While in Australia barbershops exist and continue to carry on as a vessel of safety and open conversation, the culture and stigma-less safe spaces has expanded beyond the confines of the barber pole laden buildings.
The need for safe spaces is often even more pronounced. The cultural distance, the balancing act between two identities, and the ever-present pressure of being “othered” in a country where you are meant to belong but don’t seem like you are from can weigh heavily. As a young Indian-Australian, I can say the sense of not belonging or struggling to fit into the mainstream is something many of us know all too well. We want to break the stigmas placed on us through “light hearted jokes” while still staying true to who we are. There’s an expectation to succeed, to represent your community with your actions but also don’t be too cultural as you are meant to be a mirror of your surroundings and the truth is you aren’t in “your country”,suppress your own vulnerabilities so that the cultural stereotypes are broken. For us, the barbershop was one of the few places where we could just be ourselves, not judged, no mask, just us. For just an hour we get to remove the titles and stigmas placed on us by society unknowingly.
In a society that often doesn’t understand your struggles, it’s rare to find someone who doesn’t expect you to just assimilate or act like you aren’t battling the internal struggles you face. The idea of the invisible sickness being just that, invisible, and they would like you to keep it that way, because it is easier to ignore than to try and understand. The onus falls on your hands to assimilate into each society wearing a mask for each fractured part of your personality, never letting two of them overlap, never really being able to allow your full self to come out as a whole complex multi-faceted and multi cultured person, And that’s why places like barbershops are even more important in ever connected yet ever isolating world. no longer just a place to get a clean cut, it’s a place where men, regardless of background, age or orientation, are all equal, they all fit as one. Now every barber shop isn’t like this, it takes a special kind of operator to forge these spaces, chipped away like a sculpture creating a masterpiece from what was once just seen as a stone.

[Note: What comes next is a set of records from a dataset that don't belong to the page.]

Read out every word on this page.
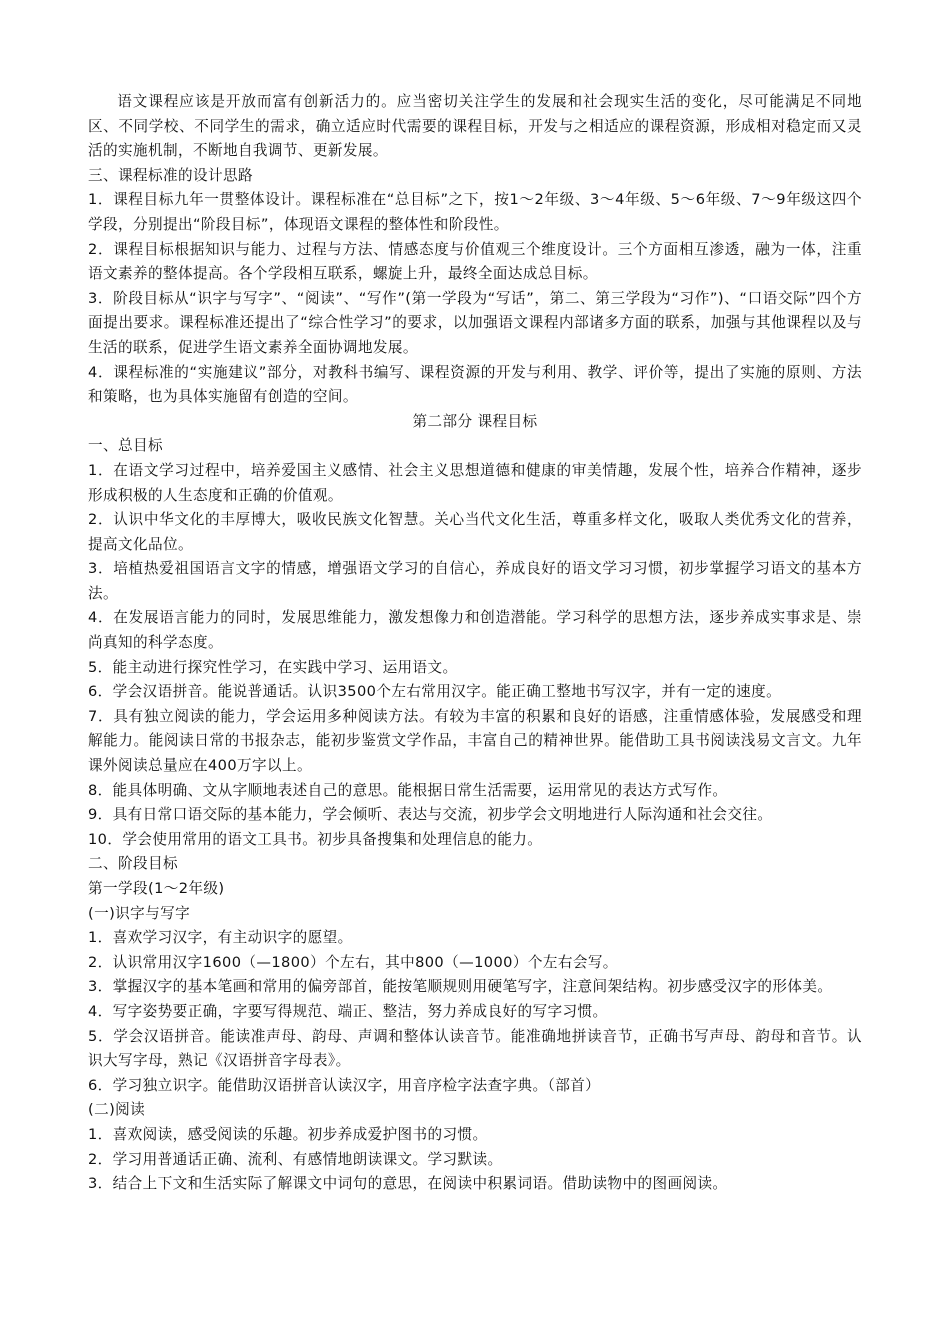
语文课程应该是开放而富有创新活力的。应当密切关注学生的发展和社会现实生活的变化，尽可能满足不同地区、不同学校、不同学生的需求，确立适应时代需要的课程目标，开发与之相适应的课程资源，形成相对稳定而又灵活的实施机制，不断地自我调节、更新发展。

三、课程标准的设计思路

1．课程目标九年一贯整体设计。课程标准在“总目标”之下，按1～2年级、3～4年级、5～6年级、7～9年级这四个学段，分别提出“阶段目标”，体现语文课程的整体性和阶段性。

2．课程目标根据知识与能力、过程与方法、情感态度与价值观三个维度设计。三个方面相互渗透，融为一体，注重语文素养的整体提高。各个学段相互联系，螺旋上升，最终全面达成总目标。

3．阶段目标从“识字与写字”、“阅读”、“写作”(第一学段为“写话”，第二、第三学段为“习作”)、“口语交际”四个方面提出要求。课程标准还提出了“综合性学习”的要求，以加强语文课程内部诸多方面的联系，加强与其他课程以及与生活的联系，促进学生语文素养全面协调地发展。

4．课程标准的“实施建议”部分，对教科书编写、课程资源的开发与利用、教学、评价等，提出了实施的原则、方法和策略，也为具体实施留有创造的空间。

第二部分 课程目标

一、总目标

1．在语文学习过程中，培养爱国主义感情、社会主义思想道德和健康的审美情趣，发展个性，培养合作精神，逐步形成积极的人生态度和正确的价值观。

2．认识中华文化的丰厚博大，吸收民族文化智慧。关心当代文化生活，尊重多样文化，吸取人类优秀文化的营养，提高文化品位。

3．培植热爱祖国语言文字的情感，增强语文学习的自信心，养成良好的语文学习习惯，初步掌握学习语文的基本方法。

4．在发展语言能力的同时，发展思维能力，激发想像力和创造潜能。学习科学的思想方法，逐步养成实事求是、崇尚真知的科学态度。

5．能主动进行探究性学习，在实践中学习、运用语文。

6．学会汉语拼音。能说普通话。认识3500个左右常用汉字。能正确工整地书写汉字，并有一定的速度。

7．具有独立阅读的能力，学会运用多种阅读方法。有较为丰富的积累和良好的语感，注重情感体验，发展感受和理解能力。能阅读日常的书报杂志，能初步鉴赏文学作品，丰富自己的精神世界。能借助工具书阅读浅易文言文。九年课外阅读总量应在400万字以上。

8．能具体明确、文从字顺地表述自己的意思。能根据日常生活需要，运用常见的表达方式写作。

9．具有日常口语交际的基本能力，学会倾听、表达与交流，初步学会文明地进行人际沟通和社会交往。

10．学会使用常用的语文工具书。初步具备搜集和处理信息的能力。

二、阶段目标

第一学段(1～2年级)

(一)识字与写字

1．喜欢学习汉字，有主动识字的愿望。

2．认识常用汉字1600（—1800）个左右，其中800（—1000）个左右会写。

3．掌握汉字的基本笔画和常用的偏旁部首，能按笔顺规则用硬笔写字，注意间架结构。初步感受汉字的形体美。

4．写字姿势要正确，字要写得规范、端正、整洁，努力养成良好的写字习惯。

5．学会汉语拼音。能读准声母、韵母、声调和整体认读音节。能准确地拼读音节，正确书写声母、韵母和音节。认识大写字母，熟记《汉语拼音字母表》。

6．学习独立识字。能借助汉语拼音认读汉字，用音序检字法查字典。（部首）

(二)阅读

1．喜欢阅读，感受阅读的乐趣。初步养成爱护图书的习惯。

2．学习用普通话正确、流利、有感情地朗读课文。学习默读。

3．结合上下文和生活实际了解课文中词句的意思，在阅读中积累词语。借助读物中的图画阅读。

The struggle of splitting who you are as a person between your cultural heritage and your outward persona is something that no immigrant or 2nd generation will ever understand. Even the first generation immigrants, facing struggles of their own, wouldn’t have the lived experiences to relate or understand what it is that we face. We are the first, and most likely the last as the world moves to a more globalist position. The isolation that comes with being a first-generation immigrant is more than just physical distance from your culture and homeland—it’s emotional too. The sense of not fully fitting into either the place where you are now or the places you come from creates an internal tug-of-war, but you don’t know who’s winning, is there even a winner? We’ve been raised to be strong through the struggles of our parents, but we can never be as strong because we won’t face what they faced. The mindset that almost invalidates our internal fight. We are raised to be resilient, but the weight of this “strength” can also feel crushing.
In the hum of clippers and the gentle sound of background chatter, being asked a question that holds the weight of the world “how have you been” while simultaneously not being able to answer because if you move, he’ll crease your crisp line up. But in this you can find someone who’s willing to listen. No judgment. No pretence. Just a man who gets it, even if he doesn’t fully understand what it’s like to be you. For that one hour in the chair you are the only thing that matters, context be damned. If you feel bad you feel bad, doesn’t matter if your parents have felt worse and overcome it, there are no fractured sides of personality, Only the one. You. and how you feel is being heard. There is no advice or connection back to someone else’s experiences,it’s like speaking into a void but knowing that what you are saying is being validated.
It’s not always easy, and some days are harder than others, but the truth is that we’re moving in the right direction. The more we talk, the more we share, the more we heal. These conversations begin with our hair being cut, for some it might beat the local bodega. but now the whole world is waking up to the fact that men don’t need to suffer in silence. We have a right to feel, to express, and to lean on one another for support.
And so, while the road ahead may still be long, there is hope. A new chapter is being written, one where strength is found together not in silence, but in connection, vulnerability, and being loud about how we feel. The future looks bright, and it starts with one action, taking—whether that happens under the buzzing hum of a barber’s clippers, the coffee run, or where else community appears and a level of safety is created.